The Federal Reserve’s Quantitative Easing program has provided great benefit to American home buyers and homeowners alike by propelling long-term interest rates, including mortgage rates, down to record lows.

We asked Raphael Bostic, Ph.D., director of the Bedrosian Center on Governance at the University of Southern California, Richard Green, Ph.D., director of the Lusk Center of Real Estate at the University of Southern California, and Peter Muoio, Ph.D., Managing Director at Auction.com to offer their perspectives on how the tapering of QE will impact the mortgage and real estate markets.

Richard Green, Ph.D.
Director of the Lusk Center of Real Estate at the University of Southern California

A: There will be a very small impact in the short term. Getting a mortgage has been less about mortgage rates and more about credit availability. Mortgage rates haven’t prevented homebuying—it’s access to credit that has prevented it. It’s more about the access to credit not the price of credit.

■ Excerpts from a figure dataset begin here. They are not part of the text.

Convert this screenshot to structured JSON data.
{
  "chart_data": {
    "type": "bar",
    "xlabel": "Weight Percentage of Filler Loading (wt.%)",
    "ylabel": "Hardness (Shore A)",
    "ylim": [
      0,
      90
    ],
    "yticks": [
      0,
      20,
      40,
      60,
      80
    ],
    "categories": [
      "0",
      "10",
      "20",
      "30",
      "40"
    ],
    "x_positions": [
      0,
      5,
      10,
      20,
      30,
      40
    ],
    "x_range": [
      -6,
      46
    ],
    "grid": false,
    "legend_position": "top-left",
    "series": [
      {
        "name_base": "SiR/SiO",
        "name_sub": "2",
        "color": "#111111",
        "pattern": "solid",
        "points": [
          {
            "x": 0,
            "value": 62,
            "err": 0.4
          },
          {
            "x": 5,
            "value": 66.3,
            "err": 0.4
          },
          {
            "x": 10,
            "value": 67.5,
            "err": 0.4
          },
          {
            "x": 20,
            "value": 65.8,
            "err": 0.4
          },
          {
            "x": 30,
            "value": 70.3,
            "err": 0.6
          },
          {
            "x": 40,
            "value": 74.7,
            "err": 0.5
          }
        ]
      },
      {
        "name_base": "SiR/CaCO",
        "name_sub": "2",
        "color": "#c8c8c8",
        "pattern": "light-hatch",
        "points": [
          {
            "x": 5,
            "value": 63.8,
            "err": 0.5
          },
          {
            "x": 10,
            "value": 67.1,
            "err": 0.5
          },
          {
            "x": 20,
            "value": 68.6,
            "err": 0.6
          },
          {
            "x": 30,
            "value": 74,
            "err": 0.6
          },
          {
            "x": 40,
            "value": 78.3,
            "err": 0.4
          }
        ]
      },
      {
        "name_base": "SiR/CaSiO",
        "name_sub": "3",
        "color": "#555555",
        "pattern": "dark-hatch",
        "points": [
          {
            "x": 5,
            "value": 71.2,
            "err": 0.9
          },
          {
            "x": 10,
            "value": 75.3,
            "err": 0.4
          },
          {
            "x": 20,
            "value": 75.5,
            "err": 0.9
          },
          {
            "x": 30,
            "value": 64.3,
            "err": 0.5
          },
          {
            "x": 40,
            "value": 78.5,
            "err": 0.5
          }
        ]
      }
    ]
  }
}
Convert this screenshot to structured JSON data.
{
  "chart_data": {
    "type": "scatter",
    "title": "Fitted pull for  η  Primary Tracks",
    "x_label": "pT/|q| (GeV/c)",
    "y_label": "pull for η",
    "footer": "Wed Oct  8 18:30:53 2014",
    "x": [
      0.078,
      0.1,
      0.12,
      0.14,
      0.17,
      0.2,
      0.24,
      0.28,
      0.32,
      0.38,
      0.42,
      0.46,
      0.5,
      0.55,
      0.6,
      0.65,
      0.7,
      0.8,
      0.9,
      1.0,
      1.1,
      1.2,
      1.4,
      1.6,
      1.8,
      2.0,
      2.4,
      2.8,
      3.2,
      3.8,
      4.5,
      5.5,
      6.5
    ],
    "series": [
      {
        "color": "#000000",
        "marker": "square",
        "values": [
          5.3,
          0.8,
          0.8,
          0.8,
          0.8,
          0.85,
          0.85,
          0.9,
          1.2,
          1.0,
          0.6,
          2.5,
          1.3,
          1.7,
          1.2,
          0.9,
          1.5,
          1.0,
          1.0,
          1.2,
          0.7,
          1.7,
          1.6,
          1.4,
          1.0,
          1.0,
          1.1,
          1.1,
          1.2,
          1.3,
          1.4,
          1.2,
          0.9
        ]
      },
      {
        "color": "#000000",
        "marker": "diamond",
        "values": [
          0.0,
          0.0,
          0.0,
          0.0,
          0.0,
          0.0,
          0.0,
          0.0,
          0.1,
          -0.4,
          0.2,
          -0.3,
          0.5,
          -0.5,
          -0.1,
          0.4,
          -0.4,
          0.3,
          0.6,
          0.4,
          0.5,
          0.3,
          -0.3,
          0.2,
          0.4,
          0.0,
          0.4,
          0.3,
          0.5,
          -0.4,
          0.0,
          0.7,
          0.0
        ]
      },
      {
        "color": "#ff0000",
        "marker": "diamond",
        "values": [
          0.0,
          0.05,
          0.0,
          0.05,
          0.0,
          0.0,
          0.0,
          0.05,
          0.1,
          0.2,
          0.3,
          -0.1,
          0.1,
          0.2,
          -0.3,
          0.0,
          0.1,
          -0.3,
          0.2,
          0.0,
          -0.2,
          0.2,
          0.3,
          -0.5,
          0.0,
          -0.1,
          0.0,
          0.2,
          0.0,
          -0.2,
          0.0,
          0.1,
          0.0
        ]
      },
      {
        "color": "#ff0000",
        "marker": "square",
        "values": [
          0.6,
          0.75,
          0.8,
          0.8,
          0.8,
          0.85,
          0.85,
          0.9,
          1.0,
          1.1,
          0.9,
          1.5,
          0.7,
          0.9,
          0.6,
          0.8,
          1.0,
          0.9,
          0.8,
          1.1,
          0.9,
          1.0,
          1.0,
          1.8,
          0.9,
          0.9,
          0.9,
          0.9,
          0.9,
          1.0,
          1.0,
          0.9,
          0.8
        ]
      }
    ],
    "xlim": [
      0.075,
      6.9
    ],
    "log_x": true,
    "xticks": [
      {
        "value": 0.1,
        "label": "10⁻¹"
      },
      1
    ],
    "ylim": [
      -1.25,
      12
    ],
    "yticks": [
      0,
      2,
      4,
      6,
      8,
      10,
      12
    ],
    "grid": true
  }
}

The Bernanke Fed has handled coming out of the housing crisis really well. Housing recovery would have taken a lot longer if not for QE. Housing is at a good place right now in terms of supply and demand. Over the long term, we won’t see any big increases in home prices; we’ll see a more normal housing market in the years to come. With rates rising as a result of QE’s tapering, mortgage lenders will again realize how profitable lending can be.